A common say by broadband operators (and DPI vendors) is that x% (usually 5%) of broadband subscribers consume yy% (usually 50%) of total traffic (like here and here). Without un-biased hard data, this was so far just a common argument to justify traffic management - like saying "these abusers take it all from the silent majority".
In addition, when mobile operators are moving to usage-based billing (see - AT&T, Verizon, O2 UK) they usually say something like "Currently, 98% of AT&T smartphone customers use less than 2 GB of data a month on average" - i.e. moving to unlimited data is good for you, Mr. consumer. Some challenge this - see an example here.
Nielsen Wire has just published some findings on US smartphone usage, showing percentile information.
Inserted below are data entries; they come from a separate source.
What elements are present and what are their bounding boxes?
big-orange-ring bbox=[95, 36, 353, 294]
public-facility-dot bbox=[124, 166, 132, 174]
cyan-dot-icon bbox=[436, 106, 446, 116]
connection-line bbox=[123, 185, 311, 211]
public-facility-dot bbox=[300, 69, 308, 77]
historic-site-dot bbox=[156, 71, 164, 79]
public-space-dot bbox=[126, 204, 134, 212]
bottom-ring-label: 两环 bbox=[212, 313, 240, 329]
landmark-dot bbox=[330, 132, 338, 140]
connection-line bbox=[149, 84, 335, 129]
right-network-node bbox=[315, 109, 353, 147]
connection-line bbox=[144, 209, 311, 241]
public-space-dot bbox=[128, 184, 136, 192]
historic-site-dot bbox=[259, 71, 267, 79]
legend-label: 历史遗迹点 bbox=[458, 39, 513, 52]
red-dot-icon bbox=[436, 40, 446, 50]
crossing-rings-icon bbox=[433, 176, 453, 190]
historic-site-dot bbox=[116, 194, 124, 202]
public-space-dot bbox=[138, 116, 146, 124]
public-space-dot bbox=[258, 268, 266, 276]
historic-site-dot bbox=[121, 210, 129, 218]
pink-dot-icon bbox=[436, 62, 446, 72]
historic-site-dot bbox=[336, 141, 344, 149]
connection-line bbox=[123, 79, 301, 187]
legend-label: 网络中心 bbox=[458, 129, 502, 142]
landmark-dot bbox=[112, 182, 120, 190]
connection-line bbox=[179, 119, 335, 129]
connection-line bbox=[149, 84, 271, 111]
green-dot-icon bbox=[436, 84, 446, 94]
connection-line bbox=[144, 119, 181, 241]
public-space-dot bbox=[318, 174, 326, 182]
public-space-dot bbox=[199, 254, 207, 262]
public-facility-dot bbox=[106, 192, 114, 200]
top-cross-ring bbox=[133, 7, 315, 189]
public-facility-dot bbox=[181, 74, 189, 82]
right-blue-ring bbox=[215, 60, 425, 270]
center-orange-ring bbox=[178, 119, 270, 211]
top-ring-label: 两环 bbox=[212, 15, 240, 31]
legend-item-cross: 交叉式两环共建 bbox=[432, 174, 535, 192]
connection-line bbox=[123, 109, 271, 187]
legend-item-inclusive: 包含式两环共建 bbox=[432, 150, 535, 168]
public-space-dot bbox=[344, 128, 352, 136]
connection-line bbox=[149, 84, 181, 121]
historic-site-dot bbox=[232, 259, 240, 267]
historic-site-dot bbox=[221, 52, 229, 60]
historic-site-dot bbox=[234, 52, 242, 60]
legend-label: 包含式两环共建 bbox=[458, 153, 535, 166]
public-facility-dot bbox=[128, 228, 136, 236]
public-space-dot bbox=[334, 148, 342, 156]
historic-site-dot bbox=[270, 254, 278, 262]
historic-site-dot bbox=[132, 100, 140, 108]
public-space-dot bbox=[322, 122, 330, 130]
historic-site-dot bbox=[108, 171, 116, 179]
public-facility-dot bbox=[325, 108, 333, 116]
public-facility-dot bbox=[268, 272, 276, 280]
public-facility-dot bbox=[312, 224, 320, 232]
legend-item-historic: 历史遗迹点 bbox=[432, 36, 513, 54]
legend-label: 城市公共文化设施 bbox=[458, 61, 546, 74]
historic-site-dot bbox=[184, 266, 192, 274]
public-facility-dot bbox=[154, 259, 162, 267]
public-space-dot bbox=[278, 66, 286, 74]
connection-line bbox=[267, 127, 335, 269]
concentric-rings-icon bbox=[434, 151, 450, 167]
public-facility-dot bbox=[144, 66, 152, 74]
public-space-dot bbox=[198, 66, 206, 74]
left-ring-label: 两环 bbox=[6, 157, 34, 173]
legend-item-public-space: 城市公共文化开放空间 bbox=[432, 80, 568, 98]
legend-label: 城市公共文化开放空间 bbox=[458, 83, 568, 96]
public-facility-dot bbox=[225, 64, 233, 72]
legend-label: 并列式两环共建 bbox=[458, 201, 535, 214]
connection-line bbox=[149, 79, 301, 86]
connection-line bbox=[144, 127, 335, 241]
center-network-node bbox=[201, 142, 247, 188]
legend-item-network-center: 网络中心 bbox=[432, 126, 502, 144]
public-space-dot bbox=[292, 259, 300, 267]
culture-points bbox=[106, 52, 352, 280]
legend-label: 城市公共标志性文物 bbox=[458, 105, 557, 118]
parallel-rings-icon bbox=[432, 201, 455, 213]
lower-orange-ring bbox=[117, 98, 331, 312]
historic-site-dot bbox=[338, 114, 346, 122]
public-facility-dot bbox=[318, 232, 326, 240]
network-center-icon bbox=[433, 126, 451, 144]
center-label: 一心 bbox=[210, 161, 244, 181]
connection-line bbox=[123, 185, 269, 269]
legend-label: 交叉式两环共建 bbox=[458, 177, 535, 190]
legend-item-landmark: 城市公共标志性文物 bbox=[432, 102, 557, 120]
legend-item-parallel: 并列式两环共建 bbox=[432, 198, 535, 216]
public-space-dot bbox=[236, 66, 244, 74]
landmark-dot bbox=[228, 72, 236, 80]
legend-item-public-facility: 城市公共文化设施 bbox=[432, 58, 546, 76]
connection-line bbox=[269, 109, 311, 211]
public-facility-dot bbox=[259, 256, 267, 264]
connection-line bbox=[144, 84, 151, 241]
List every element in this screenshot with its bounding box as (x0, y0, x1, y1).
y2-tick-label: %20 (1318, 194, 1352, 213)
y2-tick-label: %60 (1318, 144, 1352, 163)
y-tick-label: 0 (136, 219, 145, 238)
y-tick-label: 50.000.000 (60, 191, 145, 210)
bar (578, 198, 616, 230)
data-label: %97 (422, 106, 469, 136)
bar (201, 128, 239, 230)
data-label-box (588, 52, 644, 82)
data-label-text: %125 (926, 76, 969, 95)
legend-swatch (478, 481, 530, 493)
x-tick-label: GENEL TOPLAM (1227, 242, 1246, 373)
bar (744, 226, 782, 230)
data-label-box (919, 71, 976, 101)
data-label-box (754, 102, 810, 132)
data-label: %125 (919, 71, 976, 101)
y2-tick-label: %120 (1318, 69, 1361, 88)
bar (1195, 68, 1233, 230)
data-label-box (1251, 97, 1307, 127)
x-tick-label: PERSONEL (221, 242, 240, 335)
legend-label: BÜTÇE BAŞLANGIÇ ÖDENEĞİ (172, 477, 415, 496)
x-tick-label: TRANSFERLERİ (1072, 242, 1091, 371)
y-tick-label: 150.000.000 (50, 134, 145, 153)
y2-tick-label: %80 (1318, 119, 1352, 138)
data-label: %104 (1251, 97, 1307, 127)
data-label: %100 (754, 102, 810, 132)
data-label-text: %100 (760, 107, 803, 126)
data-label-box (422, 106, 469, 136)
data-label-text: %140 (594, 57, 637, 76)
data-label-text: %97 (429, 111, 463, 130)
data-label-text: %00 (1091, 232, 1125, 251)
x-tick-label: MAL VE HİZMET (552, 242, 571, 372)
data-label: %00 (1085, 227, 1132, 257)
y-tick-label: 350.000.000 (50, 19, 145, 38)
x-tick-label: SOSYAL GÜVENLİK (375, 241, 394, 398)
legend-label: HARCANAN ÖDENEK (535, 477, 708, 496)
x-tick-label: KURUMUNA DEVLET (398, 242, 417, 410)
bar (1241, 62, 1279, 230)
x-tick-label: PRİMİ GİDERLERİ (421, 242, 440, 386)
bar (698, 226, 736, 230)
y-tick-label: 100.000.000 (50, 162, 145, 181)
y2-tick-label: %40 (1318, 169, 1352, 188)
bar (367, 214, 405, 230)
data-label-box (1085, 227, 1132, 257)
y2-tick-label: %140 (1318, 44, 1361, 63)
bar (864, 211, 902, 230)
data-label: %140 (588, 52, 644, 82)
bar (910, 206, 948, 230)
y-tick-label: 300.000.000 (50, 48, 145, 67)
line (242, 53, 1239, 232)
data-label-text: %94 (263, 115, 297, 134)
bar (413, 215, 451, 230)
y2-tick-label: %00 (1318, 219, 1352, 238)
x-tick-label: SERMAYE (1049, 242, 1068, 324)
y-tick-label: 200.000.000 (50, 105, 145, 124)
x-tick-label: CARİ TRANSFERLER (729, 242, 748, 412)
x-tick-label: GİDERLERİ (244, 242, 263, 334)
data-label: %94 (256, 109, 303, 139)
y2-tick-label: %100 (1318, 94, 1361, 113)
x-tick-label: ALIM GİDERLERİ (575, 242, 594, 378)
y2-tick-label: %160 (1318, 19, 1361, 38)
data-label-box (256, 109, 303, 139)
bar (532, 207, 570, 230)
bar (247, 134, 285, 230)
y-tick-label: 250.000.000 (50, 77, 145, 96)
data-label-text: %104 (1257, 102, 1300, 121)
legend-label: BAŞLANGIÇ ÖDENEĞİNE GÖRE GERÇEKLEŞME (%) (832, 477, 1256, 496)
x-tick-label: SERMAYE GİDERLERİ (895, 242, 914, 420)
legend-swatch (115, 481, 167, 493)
The data comes from real phone bills ("from more than 60,000 mobile customers every month") and Q1 of 2010 shows an increase of 230% (!) in the average data consumption. In 2010, the top 6% consumed 50% of all data.
According to Nielsen - "99% .. are better off with a pricing scheme like AT&T’s new data pricing model than under flat-rate pricing where they are paying for much more than they ever use.". This confirms AT&T claims.
So I wonder why AT&T is doing this - maybe they expect this 230% yearly growth to continue .. (see "AT&T CTO: Traffic has Grown 5,000% in 3 Years" - here).